Reserving cores for GPU jobs

We have several nodes with 128 CPU cores and 2 GPU cards each, and we are trying to determine the best way to utilize these resources. If we isolate the whole node to a GPU queue and require jobs to use a GPU, then all 128 CPU cores sit idle when no GPU jobs are running, causing the CPU cores to be wasted. However, if we allow CPU-only jobs on these nodes, then all the CPU cores get consumed and when GPU jobs get submitted, they have to wait a very long time to run.

Therefore, we are wondering how we can configure the scheduler such that a certain number of cores on each GPU node are set aside for GPU computations (say 8 cores per GPU) while the remaining CPU cores can be used for general work. So far, we have considered the following options:

  • Splitting each node into 2 vnodes – one with the GPU cards and some portion of the cores, and the other with the remaining cores. We’re still working on this, but it’s a little ugly in the config.
  • Allow CPU jobs running on GPU nodes to be preemptible. This would work just fine, but users don’t like to use the preemptible queue we have for fear of their jobs being killed, so I don’t think this would improve utilization that much.

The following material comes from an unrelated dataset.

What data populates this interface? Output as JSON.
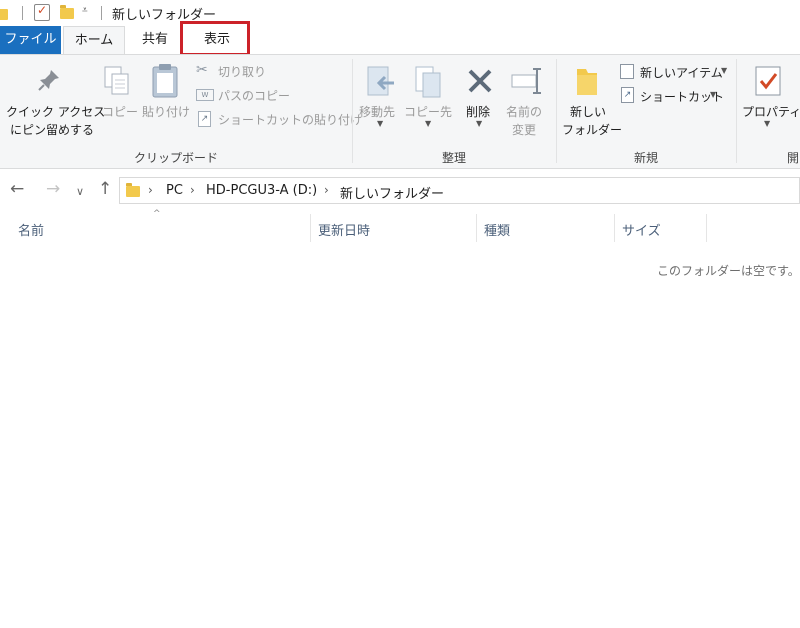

Are there any queue- or node-level directives we can use that basically say “This queue is only allowed to use X cores per node at a time”? I’m aware of max_run_res.ncpus = [o:PBS_ALL=X] but that is the total among all nodes in that queue. So a few nodes could still be completely consumed as long as the total is under X cores. So I guess what I’m asking for is something similar to that, but like [o:PBS_EACH=X] where X now refers to the max running CPUs for each node in the queue, rather than the total among all nodes.

Is this possible? If not, are there any other ways you can think of to do what we’re trying to do?

Take a look at my reply here. Depending on your processor, if it has multiple NUMA nodes, you might be able to configure PBS cgroups for “vnode per NUMA node” and end up with something along the lines you want. There are lots of reasons it might not work (you might only have one NUMA node, both GPUs could be on one NUMA node which is probably not what you want, etc) but you might get something useful using available configuration. Hope that helps.